Paydar Shahram, Karami Mohammad Yasin, Nezhad Golnoush Sadat Mahmoudi, Rezaei Rouhollah, Makarem Alireza, Noorafshan Ali, Mohseni Shahin
Trauma Research Center, Shahid Rajaee (Emtiaz) Trauma Hospital, Shiraz University of Medical Sciences, Shiraz, Iran.
Department of Urology, Shiraz University of Medical Sciences, Shiraz, Iran.
J Emerg Trauma Shock. 2020 Jul-Sep;13(3):196-200. doi: 10.4103/JETS.JETS_17_19. Epub 2020 Sep 18.
Hyperfibrinolysis is a state of increased clot resolution often seen in trauma patients with ongoing hemorrhage. Tranexamic acid (TXA) inhibits fibrinolysis preventing clot resolution affecting hemorrhage continuation and is used by intravenous administration.
The purpose of this study was to evaluate the local tranexamic acid application for hemostatic control in an experimental animal liver injury model.
This study was an experimental prospective treatment study to check the local TXA effects on liver injury. This study was approved by the Ethics Committee.

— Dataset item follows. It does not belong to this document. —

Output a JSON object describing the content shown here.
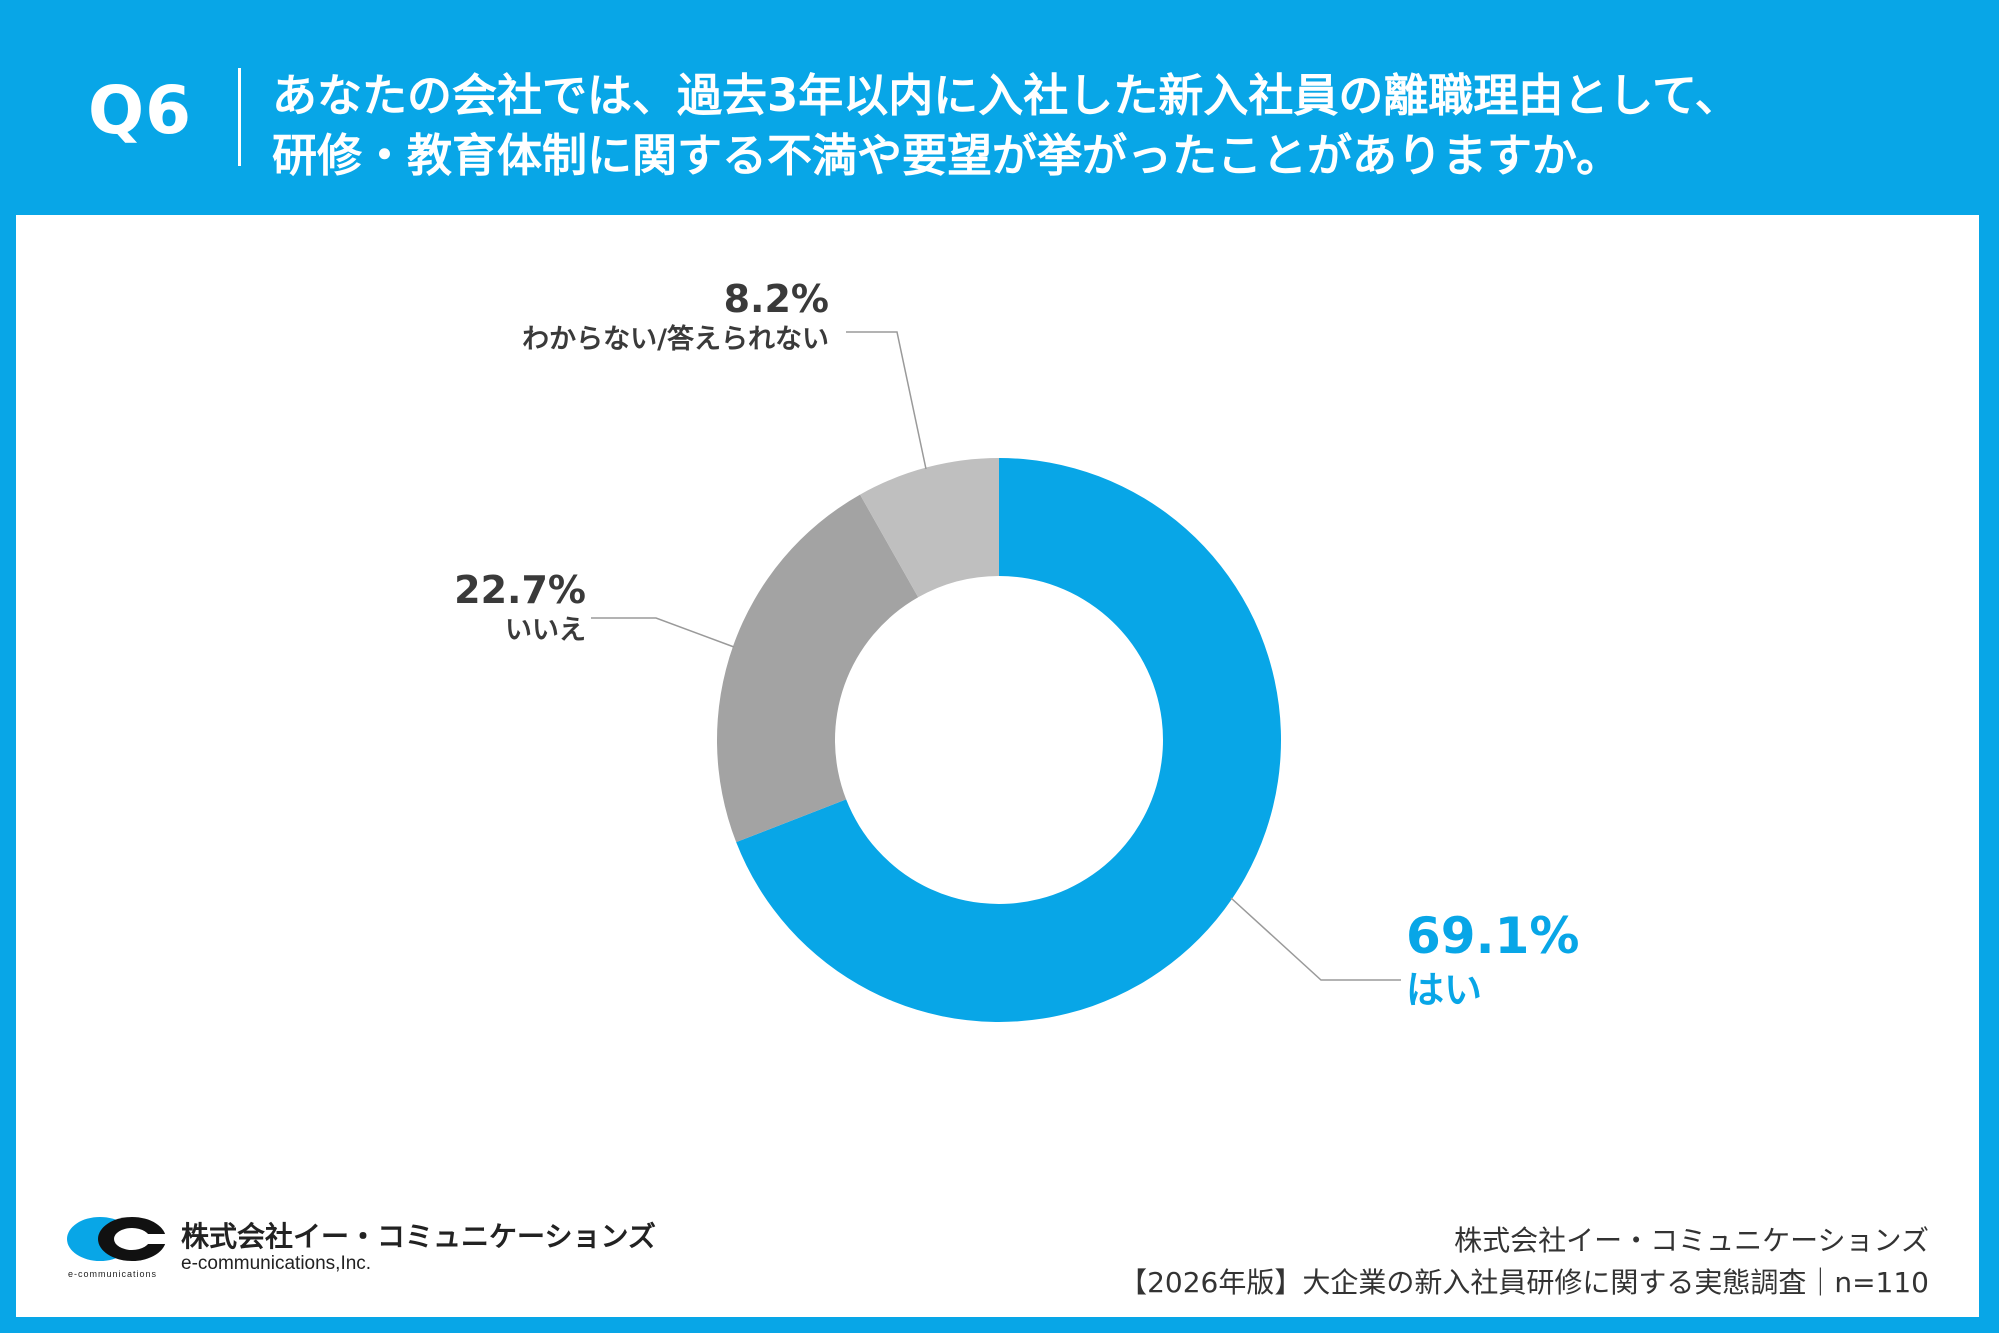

Twenty adult male Sprague-Dawley white rats were equally randomized to two groups after a standardized liver injury was conducted under anesthesia. One group were "liver-packed" with gauze (TXA [-]) and the other group with gauze soaked in TXA (TXA [+]). Bleeding from the injured middle liver lobe was measured at 2 and 15 min, and at 48h second-look surgery, with euthanasia conducted at 14 days. The liver was sent for histopathological and stereological analysis.
There was no difference in bleeding at 2 or 15 min after packing; however, larger amount of free blood at 48 h in the TXA (-) group was noticed. Five animals in the TXA (-) were alive at 14 days compared to eight animals in the TXA (+) group. Significantly larger volume density of fibrosis, granulation tissue, and amorphous tissue were seen in the TXA (+) group compared to the TXA (-) group at the stereological analysis.
Local TXA application on the injured liver surface might offer better hemostatic control than packing alone. Further studies are mandated before the clinical application of our findings.
高纤溶状态是一种常见于持续出血的创伤患者中凝块溶解增加的状态。氨甲环酸(TXA)抑制纤溶,防止凝块溶解,影响出血持续情况,通常通过静脉给药使用。
本研究旨在评估在实验性动物肝损伤模型中局部应用氨甲环酸进行止血控制的效果。
本研究是一项实验性前瞻性治疗研究,以检查局部TXA对肝损伤的影响。本研究经伦理委员会批准。
20只成年雄性Sprague-Dawley白色大鼠在麻醉下进行标准化肝损伤后,被平均随机分为两组。一组用纱布“填塞肝脏”(TXA[-]),另一组用浸泡有TXA的纱布(TXA[+])。在2分钟和15分钟时测量受伤肝中叶的出血量,并在48小时二次手术时测量,14天实施安乐死。肝脏送去进行组织病理学和体视学分析。
填塞后2分钟或15分钟时出血量无差异;然而,在48小时时发现TXA(-)组的游离血量更多。14天时,TXA(-)组有5只动物存活,而TXA(+)组有8只动物存活。在体视学分析中,与TXA(-)组相比,TXA(+)组的纤维化、肉芽组织和无定形组织的体积密度明显更大。
在受伤的肝脏表面局部应用TXA可能比单纯填塞提供更好的止血控制。在将我们的研究结果应用于临床之前,需要进一步研究。